We use no subprocessors for the App. The App does not communicate with subprocessors.
We will update the subprocessors list before adding any new processor that handles personal data. Continued use of the Service after a subprocessors update constitutes your acceptance, except where applicable law requires more specific notice or consent, in which case we will provide it.
17. Changes to This Policy
We may update this Policy from time to time. When we do, we will:
- Update the “Effective date” and “Version” at the top of this document.
- Maintain a permanent archive of prior versions of this Policy on the website, so you can compare what changed across versions.
- For material changes, post a notice on the website at least 14 days before the change takes effect, and where required by law, request renewed consent.
Continued use of the Service after the effective date of a change constitutes acceptance of the updated Policy, except where applicable law requires affirmative consent.
18. Apple App Privacy Label
Apple requires every app on the App Store to disclose its data practices through a “Privacy Nutrition Label.” The label for Vaely declares “Data Not Collected” because the App does not collect data linked to your identity for transmission off your device. The detailed mapping is available at /legal/app-privacy-labels and corresponds exactly to the technical reality described in this Policy.
19. How to Contact Us
For privacy questions, data subject requests, or to report a concern, write to:
Please put “Privacy Request” or the relevant statute (for example, “GDPR Access Request” or “MHMDA Deletion Request”) in the subject line. We will acknowledge within 10 business days and respond fully within the timelines required by the applicable law.
20. Defined Terms
- “App” means the Vaely mobile application for iPhone and Apple Watch.

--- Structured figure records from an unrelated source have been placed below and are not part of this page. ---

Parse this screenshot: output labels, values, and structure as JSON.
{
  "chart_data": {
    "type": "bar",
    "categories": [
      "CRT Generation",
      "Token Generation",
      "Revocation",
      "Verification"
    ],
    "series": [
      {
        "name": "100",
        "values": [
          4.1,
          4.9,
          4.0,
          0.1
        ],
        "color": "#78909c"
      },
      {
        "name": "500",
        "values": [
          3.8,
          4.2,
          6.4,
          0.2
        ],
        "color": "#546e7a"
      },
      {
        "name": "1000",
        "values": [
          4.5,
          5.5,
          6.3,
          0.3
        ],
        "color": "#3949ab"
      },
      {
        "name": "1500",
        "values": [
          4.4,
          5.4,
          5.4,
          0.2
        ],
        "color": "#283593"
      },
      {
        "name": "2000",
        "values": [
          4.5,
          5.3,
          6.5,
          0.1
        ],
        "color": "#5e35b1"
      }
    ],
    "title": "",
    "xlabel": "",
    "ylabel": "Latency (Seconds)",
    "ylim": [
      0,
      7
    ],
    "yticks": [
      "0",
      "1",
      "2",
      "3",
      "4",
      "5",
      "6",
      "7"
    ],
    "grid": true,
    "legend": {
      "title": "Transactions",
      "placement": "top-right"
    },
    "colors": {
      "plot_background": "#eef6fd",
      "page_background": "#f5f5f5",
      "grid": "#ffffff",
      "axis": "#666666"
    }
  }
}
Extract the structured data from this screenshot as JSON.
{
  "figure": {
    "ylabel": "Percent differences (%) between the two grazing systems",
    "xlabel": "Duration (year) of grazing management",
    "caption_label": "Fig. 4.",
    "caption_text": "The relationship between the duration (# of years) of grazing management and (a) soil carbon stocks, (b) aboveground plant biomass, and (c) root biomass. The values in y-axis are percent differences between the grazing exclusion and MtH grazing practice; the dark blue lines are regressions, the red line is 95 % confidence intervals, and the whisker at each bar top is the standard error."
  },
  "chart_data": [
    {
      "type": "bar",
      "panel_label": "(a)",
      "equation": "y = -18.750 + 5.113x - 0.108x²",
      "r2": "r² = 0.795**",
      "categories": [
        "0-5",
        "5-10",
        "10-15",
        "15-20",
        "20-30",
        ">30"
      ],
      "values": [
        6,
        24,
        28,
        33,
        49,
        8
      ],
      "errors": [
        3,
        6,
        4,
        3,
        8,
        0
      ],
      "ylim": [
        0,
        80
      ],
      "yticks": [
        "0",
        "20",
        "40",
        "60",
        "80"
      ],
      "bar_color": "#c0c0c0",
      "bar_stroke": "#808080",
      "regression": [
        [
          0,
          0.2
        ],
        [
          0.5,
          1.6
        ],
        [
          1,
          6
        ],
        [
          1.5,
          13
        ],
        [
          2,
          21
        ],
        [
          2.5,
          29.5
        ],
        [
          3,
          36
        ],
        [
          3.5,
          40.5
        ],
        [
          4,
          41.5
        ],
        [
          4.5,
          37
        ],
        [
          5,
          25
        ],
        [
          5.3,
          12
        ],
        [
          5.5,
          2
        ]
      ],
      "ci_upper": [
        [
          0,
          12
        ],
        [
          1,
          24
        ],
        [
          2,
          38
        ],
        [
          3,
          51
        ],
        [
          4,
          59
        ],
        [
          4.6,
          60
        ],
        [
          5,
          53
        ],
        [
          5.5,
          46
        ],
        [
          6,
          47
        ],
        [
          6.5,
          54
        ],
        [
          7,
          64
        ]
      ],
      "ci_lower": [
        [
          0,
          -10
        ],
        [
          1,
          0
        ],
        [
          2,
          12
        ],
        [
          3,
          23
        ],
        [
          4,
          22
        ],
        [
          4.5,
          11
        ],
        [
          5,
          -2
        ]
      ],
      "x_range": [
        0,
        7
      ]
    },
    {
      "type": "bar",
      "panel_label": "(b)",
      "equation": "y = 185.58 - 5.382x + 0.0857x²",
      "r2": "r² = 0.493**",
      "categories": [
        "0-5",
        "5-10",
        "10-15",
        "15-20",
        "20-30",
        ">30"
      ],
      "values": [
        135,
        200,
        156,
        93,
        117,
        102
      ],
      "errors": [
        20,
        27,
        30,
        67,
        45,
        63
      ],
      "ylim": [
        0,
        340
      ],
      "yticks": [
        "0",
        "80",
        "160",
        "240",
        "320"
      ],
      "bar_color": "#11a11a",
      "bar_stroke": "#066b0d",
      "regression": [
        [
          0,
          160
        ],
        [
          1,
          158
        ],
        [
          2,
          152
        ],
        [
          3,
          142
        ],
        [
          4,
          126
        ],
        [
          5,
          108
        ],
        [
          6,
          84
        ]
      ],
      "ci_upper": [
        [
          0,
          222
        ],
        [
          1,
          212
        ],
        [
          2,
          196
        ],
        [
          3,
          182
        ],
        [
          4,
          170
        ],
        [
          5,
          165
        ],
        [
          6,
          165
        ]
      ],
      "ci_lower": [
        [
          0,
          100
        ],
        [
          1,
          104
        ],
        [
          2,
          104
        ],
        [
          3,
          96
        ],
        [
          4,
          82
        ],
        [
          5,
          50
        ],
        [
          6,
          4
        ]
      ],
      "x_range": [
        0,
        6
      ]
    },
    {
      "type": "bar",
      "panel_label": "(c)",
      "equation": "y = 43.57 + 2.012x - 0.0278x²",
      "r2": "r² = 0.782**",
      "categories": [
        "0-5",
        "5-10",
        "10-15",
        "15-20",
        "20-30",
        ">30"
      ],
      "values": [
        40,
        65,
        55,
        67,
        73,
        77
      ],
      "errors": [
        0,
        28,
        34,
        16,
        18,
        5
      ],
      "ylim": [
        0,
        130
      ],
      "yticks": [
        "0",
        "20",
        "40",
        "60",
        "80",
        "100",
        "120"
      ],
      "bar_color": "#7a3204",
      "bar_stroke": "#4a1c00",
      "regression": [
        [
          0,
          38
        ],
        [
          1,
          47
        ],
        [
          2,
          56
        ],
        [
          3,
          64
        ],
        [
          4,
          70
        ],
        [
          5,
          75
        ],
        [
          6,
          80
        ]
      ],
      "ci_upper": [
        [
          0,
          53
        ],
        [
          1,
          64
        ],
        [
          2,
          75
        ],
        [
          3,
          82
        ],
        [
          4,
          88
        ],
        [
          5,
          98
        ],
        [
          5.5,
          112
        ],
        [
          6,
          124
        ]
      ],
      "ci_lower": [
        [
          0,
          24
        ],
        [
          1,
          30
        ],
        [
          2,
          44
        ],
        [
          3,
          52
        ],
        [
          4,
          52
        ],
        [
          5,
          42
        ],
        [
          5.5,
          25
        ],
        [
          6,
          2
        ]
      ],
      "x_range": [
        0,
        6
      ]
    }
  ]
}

- “Service” means the App, the website at vaelyai.web.app, and related communications.
- “Personal data” has the meaning given to it by GDPR Article 4(1) or, in the United States, the equivalent term under the applicable state law (including “personal information” under the CCPA and “consumer health data” under the MHMDA).
- “Process,” “processing” has the meaning given to it by GDPR Article 4(2).
- “Sale” and “share” have the meanings given to them by California Civil Code 1798.140.
- “Consumer health data” has the meaning given to it by RCW 19.373.010(8).
Effective 2 June 2026. Version 1.0.2. Changes from 1.0.1: corrected the supported-device description to iPhone and Apple Watch (the iPad device family was removed from the App). No change to Vaely’s data practices. Previous — Version 1.0.1 (14 May 2026), changes from 1.0.0: §4.1.4 clarified that Apple’s Speech framework may transcribe audio in Apple’s cloud when the on-device speech model is not installed; §11 clarified that AI extraction runs only on devices where Apple Intelligence is enabled, and that voice and text logging continue to work without AI on devices where Apple Intelligence is unavailable or disabled. No change to Vaely’s practices — Vaely still does not receive any audio, transcript, or extracted content.
The architecture is the point.
The legal documents above describe what we do, what we never do, and the rights you have. The proof is in the App Store privacy label and the source code, not the paragraphs.